For decades researchers have studied various aspects of the technology transfer and commercialization process in universities in hopes of discovering effective methods for enabling more research to leave the university as technologies that benefit society. However, this effort has fallen short, as only a very small percentage of applied research finds its way to the marketplace through licenses to large companies or to new ventures. Furthermore, the reasons for this failure have yet to be completely explained.
In some respects, this appears to be an ontological problem. In their effort to understand the phenomenon of university commercialization, researchers tend to reduce the process into its component parts and study each part in isolation. The result is conclusions that ignore a host of variables that interact with the part being studied and frameworks that describe a linear process from invention to market rather than a complex system. To understand how individuals in the technology commercialization system make strategic choices around outcomes, studies have been successful in identifying some units of analysis (the tech transfer office, the laboratory, the investment community, the entrepreneurship community); but they have been less effective at integrating the commercialization process, contexts, behaviors, and potential outcomes to explain the forces and reciprocal interactions that might alter those outcomes.
The technology commercialization process that leads to new technology products and entrepreneurial ventures needs to be viewed as a complex adaptive system that operates under conditions of risk and uncertainty with nonlinear inputs and outputs such that the system is in a constant state of change and reorganization. There is no overall project manager managing tasks and relationships; therefore, the individuals in the system act independently and codependently. No single individual is aware of what is going on in any other part of the system at any point in time, and each individual has a different agenda with different metrics on which their performance is judged. What this means is that a small number of decision makers in the university commercialization system can have a disproportionate impact on the effectiveness and success of the entire system and its research outcomes.

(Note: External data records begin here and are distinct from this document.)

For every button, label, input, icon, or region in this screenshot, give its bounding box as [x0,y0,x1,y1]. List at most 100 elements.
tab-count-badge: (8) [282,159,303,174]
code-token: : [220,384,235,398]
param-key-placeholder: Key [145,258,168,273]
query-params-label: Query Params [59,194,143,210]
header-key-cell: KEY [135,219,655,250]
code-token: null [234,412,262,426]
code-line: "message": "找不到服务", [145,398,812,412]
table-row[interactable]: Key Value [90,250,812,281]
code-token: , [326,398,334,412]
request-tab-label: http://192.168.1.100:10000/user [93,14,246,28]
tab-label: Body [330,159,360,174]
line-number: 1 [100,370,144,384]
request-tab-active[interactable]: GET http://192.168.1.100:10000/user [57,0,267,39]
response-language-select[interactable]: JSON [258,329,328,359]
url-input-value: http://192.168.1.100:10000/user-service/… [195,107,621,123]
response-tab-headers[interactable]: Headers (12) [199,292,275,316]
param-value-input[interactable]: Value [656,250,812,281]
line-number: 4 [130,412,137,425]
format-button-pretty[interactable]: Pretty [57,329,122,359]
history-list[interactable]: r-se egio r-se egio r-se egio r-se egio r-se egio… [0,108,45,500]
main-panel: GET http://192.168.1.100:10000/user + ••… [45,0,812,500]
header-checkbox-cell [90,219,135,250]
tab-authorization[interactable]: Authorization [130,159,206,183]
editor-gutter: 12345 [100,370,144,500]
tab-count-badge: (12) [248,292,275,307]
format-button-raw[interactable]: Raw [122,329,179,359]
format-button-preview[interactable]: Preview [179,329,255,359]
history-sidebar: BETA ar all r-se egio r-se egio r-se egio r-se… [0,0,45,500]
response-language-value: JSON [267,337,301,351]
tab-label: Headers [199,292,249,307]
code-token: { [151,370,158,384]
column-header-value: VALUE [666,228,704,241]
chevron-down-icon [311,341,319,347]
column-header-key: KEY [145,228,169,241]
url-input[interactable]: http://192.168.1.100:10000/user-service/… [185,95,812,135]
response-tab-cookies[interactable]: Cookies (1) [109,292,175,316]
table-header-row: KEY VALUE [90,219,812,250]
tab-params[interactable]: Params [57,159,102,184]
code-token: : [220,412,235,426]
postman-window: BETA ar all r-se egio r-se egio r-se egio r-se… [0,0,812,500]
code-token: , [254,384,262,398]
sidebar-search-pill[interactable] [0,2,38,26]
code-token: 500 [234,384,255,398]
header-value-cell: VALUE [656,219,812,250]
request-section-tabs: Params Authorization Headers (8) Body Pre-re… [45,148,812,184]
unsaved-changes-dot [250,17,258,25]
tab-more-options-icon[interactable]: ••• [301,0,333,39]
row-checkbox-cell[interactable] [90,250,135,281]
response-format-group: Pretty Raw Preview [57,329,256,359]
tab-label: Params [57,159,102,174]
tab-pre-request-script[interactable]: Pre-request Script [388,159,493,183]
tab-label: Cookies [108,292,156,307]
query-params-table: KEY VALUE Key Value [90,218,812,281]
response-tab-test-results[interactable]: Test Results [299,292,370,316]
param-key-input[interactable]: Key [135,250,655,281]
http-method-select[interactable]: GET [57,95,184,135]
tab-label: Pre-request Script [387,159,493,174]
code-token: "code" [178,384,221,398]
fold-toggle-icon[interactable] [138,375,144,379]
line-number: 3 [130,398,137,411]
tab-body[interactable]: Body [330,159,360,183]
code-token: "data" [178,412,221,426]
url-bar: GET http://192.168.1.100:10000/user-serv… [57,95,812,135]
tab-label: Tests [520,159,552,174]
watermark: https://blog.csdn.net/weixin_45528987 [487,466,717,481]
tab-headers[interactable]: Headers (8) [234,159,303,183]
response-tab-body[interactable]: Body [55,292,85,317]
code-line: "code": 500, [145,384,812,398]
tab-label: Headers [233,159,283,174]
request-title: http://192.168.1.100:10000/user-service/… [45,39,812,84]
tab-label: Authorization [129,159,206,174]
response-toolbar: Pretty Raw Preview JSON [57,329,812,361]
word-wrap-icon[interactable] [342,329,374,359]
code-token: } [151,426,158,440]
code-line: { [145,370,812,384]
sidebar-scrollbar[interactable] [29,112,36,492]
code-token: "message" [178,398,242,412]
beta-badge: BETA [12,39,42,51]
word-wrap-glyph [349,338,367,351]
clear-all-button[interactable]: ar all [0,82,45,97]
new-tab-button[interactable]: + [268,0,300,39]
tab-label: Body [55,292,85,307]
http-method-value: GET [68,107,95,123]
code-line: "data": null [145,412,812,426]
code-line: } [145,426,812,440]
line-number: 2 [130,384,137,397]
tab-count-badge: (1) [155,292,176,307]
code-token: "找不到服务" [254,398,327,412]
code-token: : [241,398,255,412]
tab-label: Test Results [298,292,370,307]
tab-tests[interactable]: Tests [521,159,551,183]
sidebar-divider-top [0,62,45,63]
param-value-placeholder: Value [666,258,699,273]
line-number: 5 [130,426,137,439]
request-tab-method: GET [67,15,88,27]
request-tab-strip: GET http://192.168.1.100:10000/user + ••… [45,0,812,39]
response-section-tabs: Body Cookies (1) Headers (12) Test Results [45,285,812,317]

Critics of reductionist research propose that understanding complex adaptive systems, such as university technology commercialization, requires a different mode of thinking—systems thinking—which looks at the interrelationships and dependencies among all the parts of the system. Combined with real options reasoning, which enables resilience in the system to mitigate uncertainty and improve decision-making, it may hold the key to better understanding the complexity of the university technology commercialization process and why it has not been as effective as it could be.